= Open Door Council =

The Open Door Council, established in May 1926, was a British organisation pressing for equal economic opportunities for women. It opposed the extension of 'protective legislation' for women, regarding such legislation as 'restrictive' and arguing that it effectively barred women from better-paid jobs such as mining. In 1929 an international version was established, Open Door International, with Chrystal Macmillan serving as president until her death in 1937.
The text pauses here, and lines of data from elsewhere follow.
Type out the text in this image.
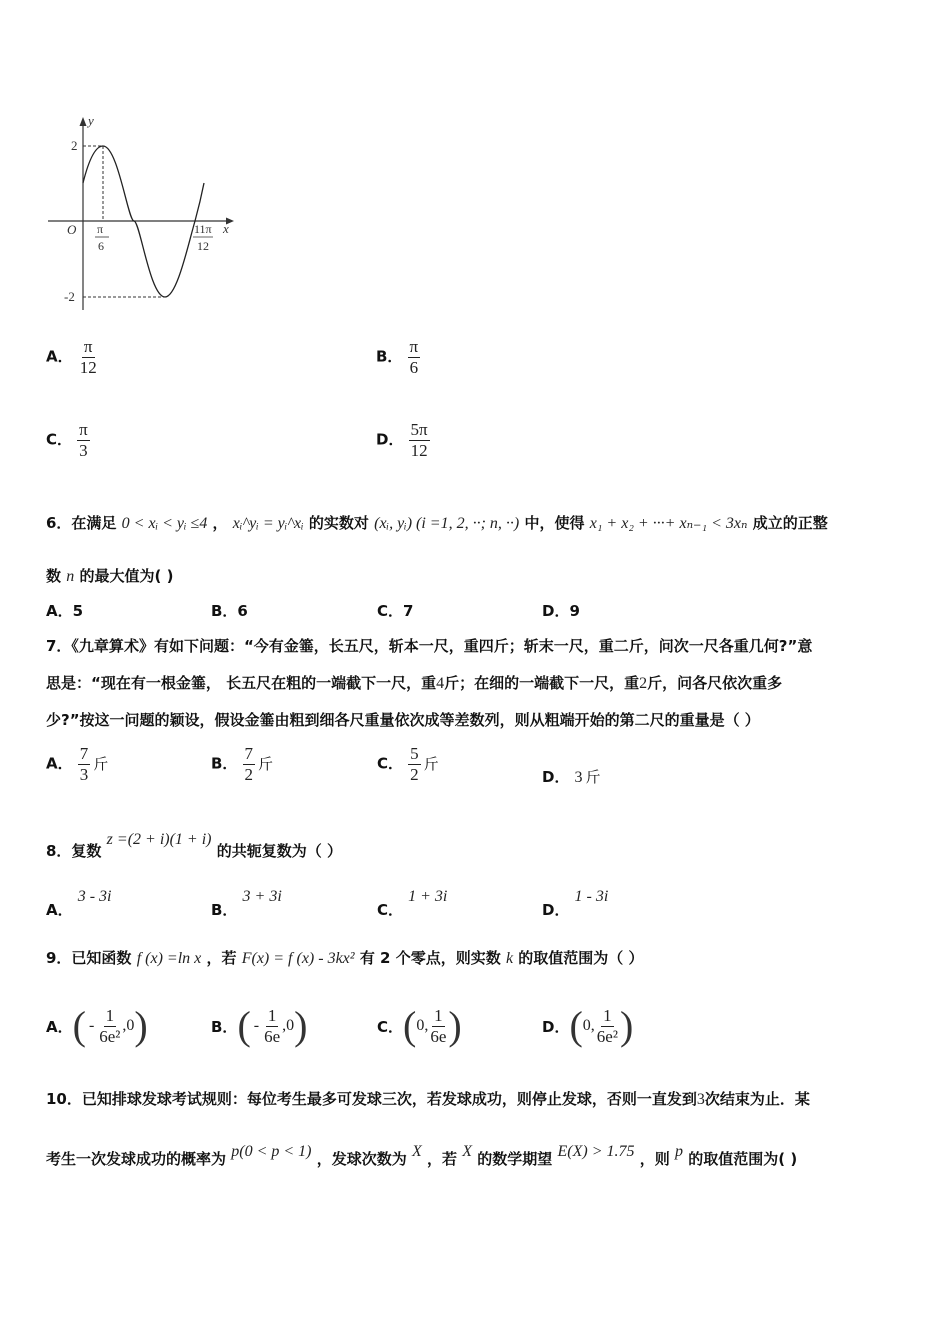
y
x
O
2
-2
π
6
11π
12
A． $\frac{\pi}{12}$	B． $\frac{\pi}{6}$
C． $\frac{\pi}{3}$	D． $\frac{5\pi}{12}$
6．在满足 0 < xᵢ < yᵢ ≤4 ， xᵢ^yᵢ = yᵢ^xᵢ 的实数对 (xᵢ, yᵢ) (i =1, 2, ··; n, ··) 中，使得 x₁ + x₂ + ···+ xₙ₋₁ < 3xₙ 成立的正整
数 n 的最大值为( )
A．5	B．6	C．7	D．9
7．《九章算术》有如下问题：“今有金箠，长五尺，斩本一尺，重四斤；斩末一尺，重二斤，问次一尺各重几何?”意
思是：“现在有一根金箠， 长五尺在粗的一端截下一尺，重4斤；在细的一端截下一尺，重2斤，问各尺依次重多
少?”按这一问题的颖设，假设金箠由粗到细各尺重量依次成等差数列，则从粗端开始的第二尺的重量是（ ）
A． $\frac{7}{3}$ 斤	B． $\frac{7}{2}$ 斤	C． $\frac{5}{2}$ 斤
D． 3 斤
8．复数 z =(2 + i)(1 + i) 的共轭复数为（ ）
A． 3 - 3i
B． 3 + 3i
C． 1 + 3i
D． 1 - 3i
9．已知函数 f (x) =ln x ，若 F(x) = f (x) - 3kx² 有 2 个零点，则实数 k 的取值范围为（ ）
A． ( - $\frac{1}{\text{6e²}} ,0$ )	B． ( - $\frac{1}{6e} ,0$ )	C． ( 0, $\frac{1}{6e}$ )	D． ( 0, $\frac{1}{\text{6e²}}$ )
10．已知排球发球考试规则：每位考生最多可发球三次，若发球成功，则停止发球，否则一直发到3次结束为止．某
考生一次发球成功的概率为 p(0 < p < 1) ，发球次数为 X ，若 X 的数学期望 E(X) > 1.75 ，则 p 的取值范围为( )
The Open Door Council was established by Lady Rhondda of the Six Point Group, Elizabeth Abbott of NUSEC, Sarah Clegg (died 1931) of the London Society for Women's Service, Emmeline Pethick-Lawrence of the Women's Freedom League and Virginia Crawford of the St Joan's Social and Political Alliance. Membership of the Open Door Council overlapped considerably with that of the Six Point Group. Margery Corbett Ashby spoke briefly about The Open Door Council in an interview with the historian Brian Harrison, in September 1976, as part of the Suffrage Interviews project, titled Oral evidence on the suffragette and suffragist movements: the Brian Harrison interviews.

The Open Door Council had representatives that sat on other committees, such as the Equal Pay Campaign Committee

The organisation continued until 1965.

Papers relating to the Open Door Council are held at the Women's Library.